By contrast, lawmakers in Democratic-led New York and Illinois moved fairly quickly to enact additional gun restrictions after mass shootings last year.
An 18-year-old shooter outfitted with body armor and a semi-automatic rifle killed 10 people and injured three others last May at a Buffalo grocery story in a predominantly black neighborhood. Within a month, the Democratic-led legislature and governor enacted new gun restrictions, including a measure barring people under age 21 from buying semi-automatic rifles, new limits on the sale of bullet-resistant vests and armor, and tighter red-flag law provisions.
“In New York, we are taking bold, strong action.” Democratic Gov. Kathy Hochul said while signing the bills.
Illinois Governor J.B. Pritzker, a Democrat, signed legislation earlier this month spurred largely by an Independence Day parade shooting that killed seven and injured dozens in the Chicago suburb of Highland Park. The law bans the sale or possession of dozens of specific types and brands of semi-automatic guns and high-capacity ammunition magazines. It also requires people who already own such guns to register them with the state police.
A state judge recently issued a temporary restraining order blocking enforcement of the Illinois law in one of several lawsuits testing the legislative procedure used to approve it. Several federal lawsuits challenging the law’s constitutionality also have been filed.
In Colorado, members the Democratic-led Legislature are proposing a variety of new gun restrictions, two months after five people were killed at an LGBTQ nightclub in Colorado Springs and two decades after the 1999 Columbine High School massacre. The reception was lukewarm to a proposal to ban certain semi-automatic guns, but Democratic leaders have been more supportive of proposals to strengthen red flag laws and raise the minimum age to purchase firearms from 18 to 21.

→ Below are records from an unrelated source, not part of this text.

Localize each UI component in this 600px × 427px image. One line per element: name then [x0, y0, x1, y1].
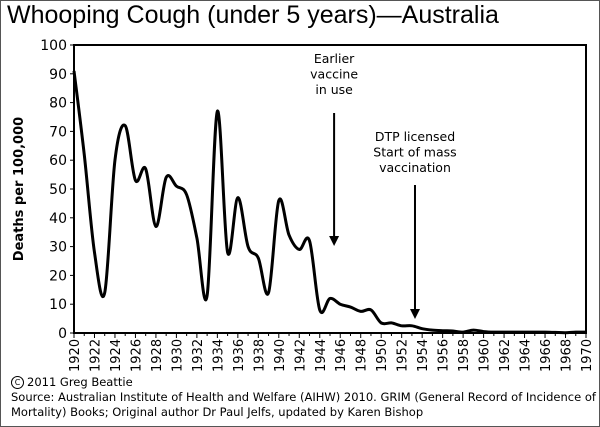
footer: C 2011 Greg Beattie Source: Australian I…	[11, 375, 596, 420]
x-tick-label: 1938	[252, 339, 267, 371]
x-tick-label: 1958	[457, 339, 472, 371]
annotation-text: in use	[315, 82, 353, 97]
x-tick-label: 1970	[580, 339, 595, 371]
annotation-text: vaccine	[310, 67, 358, 82]
x-tick-label: 1962	[498, 339, 513, 371]
x-tick-label: 1928	[150, 339, 165, 371]
arrow-head-icon	[329, 236, 340, 246]
x-tick-label: 1964	[519, 339, 534, 371]
chart-title: Whooping Cough (under 5 years)—Australia	[7, 1, 499, 29]
y-tick-label: 30	[49, 240, 67, 256]
x-tick-label: 1940	[273, 339, 288, 371]
copyright-icon: C	[11, 376, 24, 389]
y-tick-label: 60	[49, 153, 67, 169]
y-tick-label: 0	[58, 326, 67, 342]
x-tick-label: 1942	[293, 339, 308, 371]
x-tick-label: 1968	[560, 339, 575, 371]
y-tick-label: 10	[49, 297, 67, 313]
x-tick-label: 1960	[478, 339, 493, 371]
y-tick-label: 20	[49, 268, 67, 284]
annotation-text: Earlier	[314, 51, 355, 66]
annotation-text: DTP licensed	[375, 129, 455, 144]
annotation-text: vaccination	[379, 160, 451, 175]
data-line	[72, 70, 587, 335]
x-tick-label: 1932	[191, 339, 206, 371]
line-chart: 0 10 20 30 40 50 60 70 80 90 100 1920 1922 1924 1926 19…	[12, 38, 595, 371]
x-tick-label: 1956	[437, 339, 452, 371]
copyright-text: 2011 Greg Beattie	[27, 375, 133, 389]
x-tick-label: 1930	[170, 339, 185, 371]
y-tick-label: 50	[49, 182, 67, 198]
y-tick-label: 100	[40, 38, 67, 54]
y-tick-label: 80	[49, 96, 67, 112]
y-axis-label: Deaths per 100,000	[12, 117, 27, 261]
x-tick-label: 1966	[539, 339, 554, 371]
x-tick-label: 1920	[68, 339, 83, 371]
x-tick-label: 1952	[396, 339, 411, 371]
source-text: Source: Australian Institute of Health a…	[11, 390, 596, 419]
x-tick-label: 1950	[375, 339, 390, 371]
x-tick-label: 1936	[232, 339, 247, 371]
x-tick-label: 1948	[355, 339, 370, 371]
annotation-text: Start of mass	[373, 145, 456, 160]
x-tick-label: 1924	[109, 339, 124, 371]
y-tick-label: 70	[49, 124, 67, 140]
x-tick-label: 1922	[88, 339, 103, 371]
x-tick-label: 1954	[416, 339, 431, 371]
x-tick-label: 1944	[314, 339, 329, 371]
arrow-head-icon	[409, 309, 420, 319]
x-tick-label: 1946	[334, 339, 349, 371]
y-tick-label: 40	[49, 211, 67, 227]
x-tick-label: 1926	[129, 339, 144, 371]
y-tick-label: 90	[49, 67, 67, 83]
x-tick-label: 1934	[211, 339, 226, 371]
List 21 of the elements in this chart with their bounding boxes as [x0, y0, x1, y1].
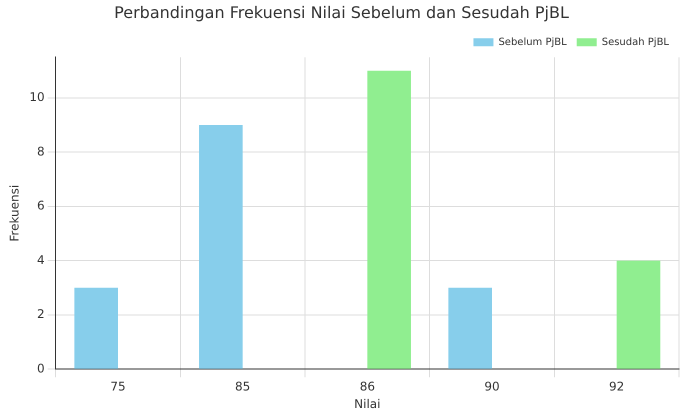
bar	[448, 288, 492, 369]
y-tick-label: 4	[37, 252, 45, 267]
x-tick-label: 75	[110, 380, 126, 394]
bar	[199, 125, 243, 369]
y-tick-label: 6	[37, 198, 45, 213]
x-tick-label: 90	[484, 380, 500, 394]
y-axis-title: Frekuensi	[7, 184, 22, 242]
legend-label: Sebelum PjBL	[498, 36, 568, 48]
x-axis-title: Nilai	[354, 396, 381, 411]
y-tick-label: 8	[37, 144, 45, 158]
bar	[367, 70, 411, 369]
y-tick-label: 2	[37, 307, 45, 322]
bar	[616, 260, 660, 369]
bar	[74, 288, 118, 369]
chart-title: Perbandingan Frekuensi Nilai Sebelum dan Sesudah PjBL	[114, 2, 569, 22]
x-tick-label: 86	[360, 380, 375, 394]
y-tick-label: 0	[37, 361, 45, 376]
legend-label: Sesudah PjBL	[602, 36, 670, 48]
x-tick-label: 85	[235, 380, 250, 394]
x-tick-label: 92	[609, 380, 624, 394]
y-tick-label: 10	[29, 90, 45, 104]
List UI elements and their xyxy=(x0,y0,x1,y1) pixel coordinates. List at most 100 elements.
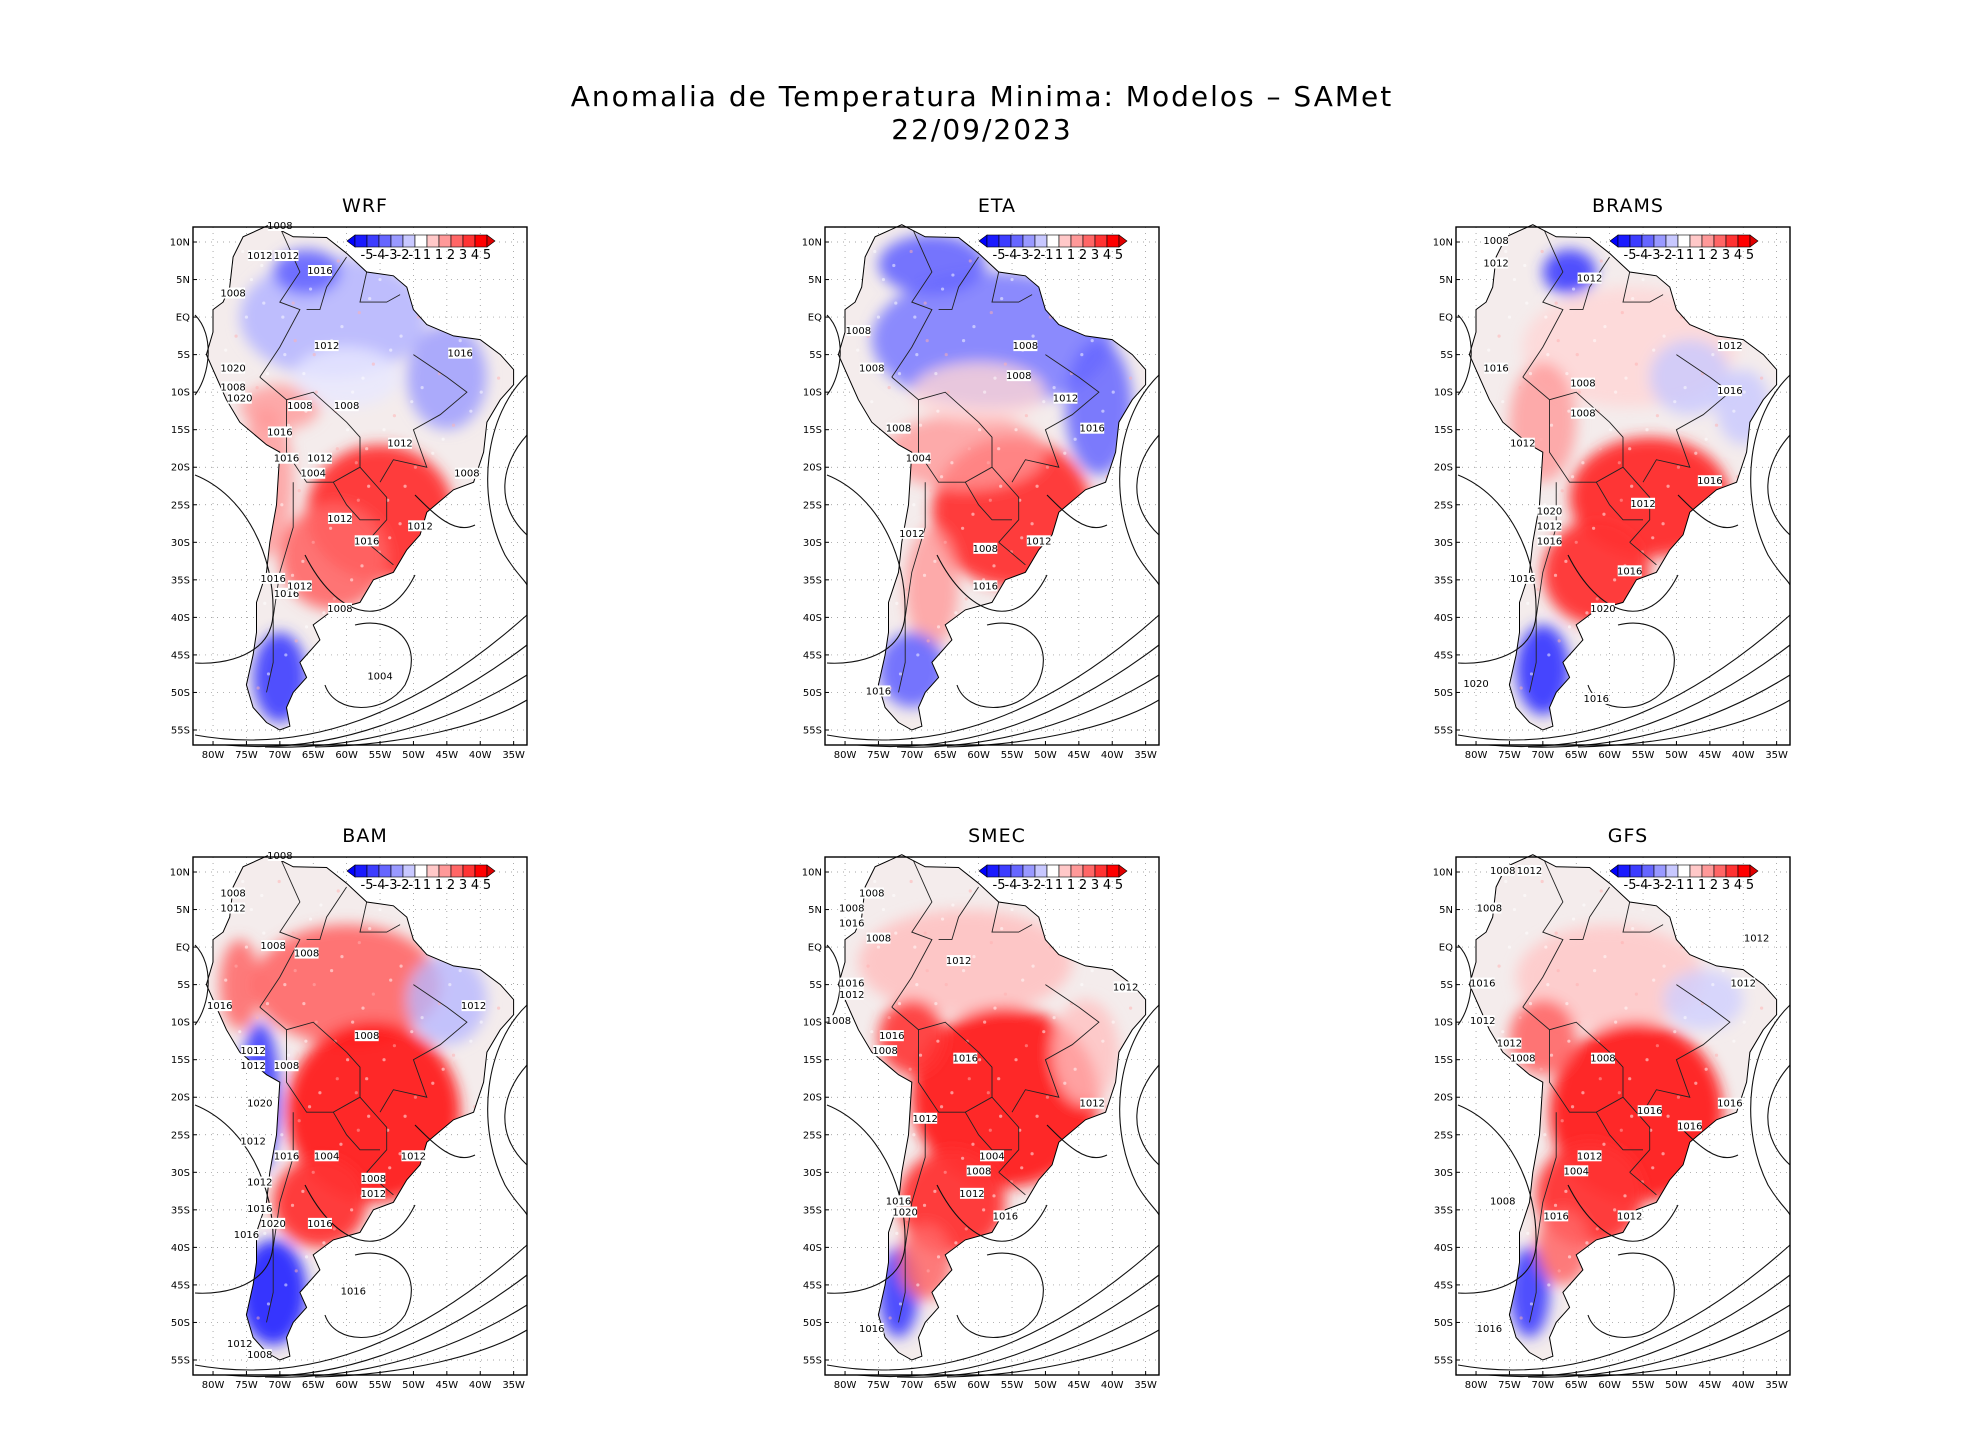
colorbar-upper-arrow xyxy=(1749,864,1759,878)
anomaly-speckle xyxy=(360,564,364,568)
isobar-line xyxy=(1750,374,1791,586)
anomaly-speckle xyxy=(1655,414,1659,418)
colorbar-swatch xyxy=(1034,864,1048,878)
colorbar-swatch xyxy=(474,234,488,248)
lat-label: 35S xyxy=(803,575,822,586)
anomaly-speckle xyxy=(431,1081,435,1085)
isobars xyxy=(1457,314,1791,748)
lon-label: 50W xyxy=(1034,750,1057,761)
anomaly-speckle xyxy=(983,1020,987,1024)
anomaly-speckle xyxy=(1497,334,1501,338)
isobar-label: 1012 xyxy=(912,1112,938,1125)
isobar-label-bg xyxy=(221,887,246,899)
isobar-label: 1008 xyxy=(1490,865,1515,877)
colorbar-swatch xyxy=(1665,864,1679,878)
border-line xyxy=(998,1171,1026,1196)
anomaly-speckle xyxy=(999,484,1003,488)
colorbar-upper-arrow xyxy=(486,234,496,248)
isobar-label: 1008 xyxy=(1006,370,1031,382)
anomaly-speckle xyxy=(1540,249,1544,254)
isobar-label-bg xyxy=(906,452,931,464)
anomaly-speckle xyxy=(1129,1006,1133,1010)
isobar-label-bg xyxy=(1570,377,1595,389)
colorbar-label: 2 xyxy=(1079,248,1087,263)
isobar-value: 1016 xyxy=(1470,979,1495,990)
isobar-value: 1016 xyxy=(307,1219,332,1230)
anomaly-speckle xyxy=(940,287,945,291)
isobar-value: 1016 xyxy=(973,581,998,592)
anomaly-speckle xyxy=(291,931,295,935)
lat-label: 50S xyxy=(1434,1318,1453,1329)
colorbar-swatch xyxy=(438,234,452,248)
anomaly-speckle xyxy=(1683,386,1687,390)
isobar-value: 1016 xyxy=(354,536,379,547)
isobar-label-bg xyxy=(826,1015,851,1027)
anomaly-speckle xyxy=(909,249,913,254)
anomaly-speckle xyxy=(944,353,948,357)
colorbar-label: 1 xyxy=(1055,248,1063,263)
isobar-label: 1012 xyxy=(1630,497,1656,510)
isobar-value: 1012 xyxy=(327,514,352,525)
isobar-label: 1008 xyxy=(1570,377,1596,390)
lon-label: 80W xyxy=(202,1380,225,1391)
map-frame xyxy=(1455,226,1791,746)
isobar-value: 1016 xyxy=(267,427,292,438)
anomaly-speckle xyxy=(263,601,267,605)
anomaly-speckle xyxy=(1045,1095,1050,1099)
isobar-label: 1012 xyxy=(227,1337,252,1350)
anomaly-speckle xyxy=(1711,353,1715,357)
panel-eta: ETA 1008 1008 1008 1008 1012 1016 1008 1004 1012… xyxy=(787,195,1207,785)
anomaly-speckle xyxy=(332,1227,336,1231)
isobar-label-bg xyxy=(1717,340,1742,352)
isobar-label: 1008 xyxy=(260,940,286,952)
isobar-value: 1004 xyxy=(906,454,931,465)
anomaly-speckle xyxy=(1651,536,1655,540)
anomaly-speckle xyxy=(351,390,355,394)
isobar-label-bg xyxy=(334,400,359,412)
isobar-label: 1012 xyxy=(1497,1037,1522,1050)
anomaly-speckle xyxy=(276,437,280,441)
anomaly-speckle xyxy=(441,437,445,441)
isobar-label: 1008 xyxy=(966,1165,991,1177)
lat-label: 10N xyxy=(1433,868,1453,879)
anomaly-speckle xyxy=(365,447,369,451)
isobar-label: 1012 xyxy=(247,1176,273,1189)
anomaly-speckle xyxy=(856,348,860,352)
colorbar-label: 3 xyxy=(1091,248,1099,263)
isobar-value: 1012 xyxy=(1053,394,1078,405)
isobar-label: 1016 xyxy=(1477,1322,1502,1335)
isobar-label-bg xyxy=(461,1000,486,1012)
anomaly-speckle xyxy=(413,465,418,469)
anomaly-speckle xyxy=(301,559,305,563)
isobar-label: 1012 xyxy=(461,1000,486,1012)
anomaly-speckle xyxy=(1676,1095,1681,1099)
anomaly-speckle xyxy=(989,310,993,315)
anomaly-speckle xyxy=(354,1091,358,1095)
isobar-label: 1012 xyxy=(1537,520,1562,532)
colorbar-label: 1 xyxy=(1067,878,1075,893)
anomaly-speckle xyxy=(926,639,930,643)
anomaly-speckle xyxy=(894,301,898,305)
isobar-label: 1020 xyxy=(1463,677,1489,690)
isobar-value: 1012 xyxy=(1510,439,1535,450)
isobar-label-bg xyxy=(1080,422,1105,434)
lat-label: 10N xyxy=(802,868,822,879)
anomaly-speckle xyxy=(284,653,288,657)
isobar-label: 1016 xyxy=(274,452,299,465)
panel-title: BRAMS xyxy=(1592,195,1664,217)
colorbar-label: -4 xyxy=(373,248,386,263)
anomaly-region xyxy=(1542,519,1650,625)
border-line xyxy=(1629,1171,1657,1196)
isobar-value: 1012 xyxy=(287,581,312,592)
anomaly-speckle xyxy=(918,1053,923,1057)
anomaly-speckle xyxy=(410,400,414,404)
anomaly-speckle xyxy=(1553,1203,1558,1207)
isobar-label-bg xyxy=(879,1030,904,1042)
lat-label: 55S xyxy=(803,1355,822,1366)
anomaly-speckle xyxy=(1617,461,1621,465)
anomaly-speckle xyxy=(978,1058,982,1062)
colorbar-label: 4 xyxy=(471,878,479,893)
colorbar-upper-arrow xyxy=(486,864,496,878)
isobar-label: 1016 xyxy=(1677,1120,1703,1132)
lon-label: 70W xyxy=(901,750,924,761)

Republican state Rep. Gabe Evans, a former law enforcement officer, describes the new proposals as part of “a long trend of leftist overreach that’s trying to restrict firearm access without giving a thought to the fact of: ‘Is this actually making our communities safer?'”
Anderson, who was bartending at Club Q during the shooting, believes everyone would be safer if politicians embraced a combination of greater gun control and better mental health services.
“After what I’ve been through and my friends and our community here, you know, doing nothing is not an option,” Anderson said.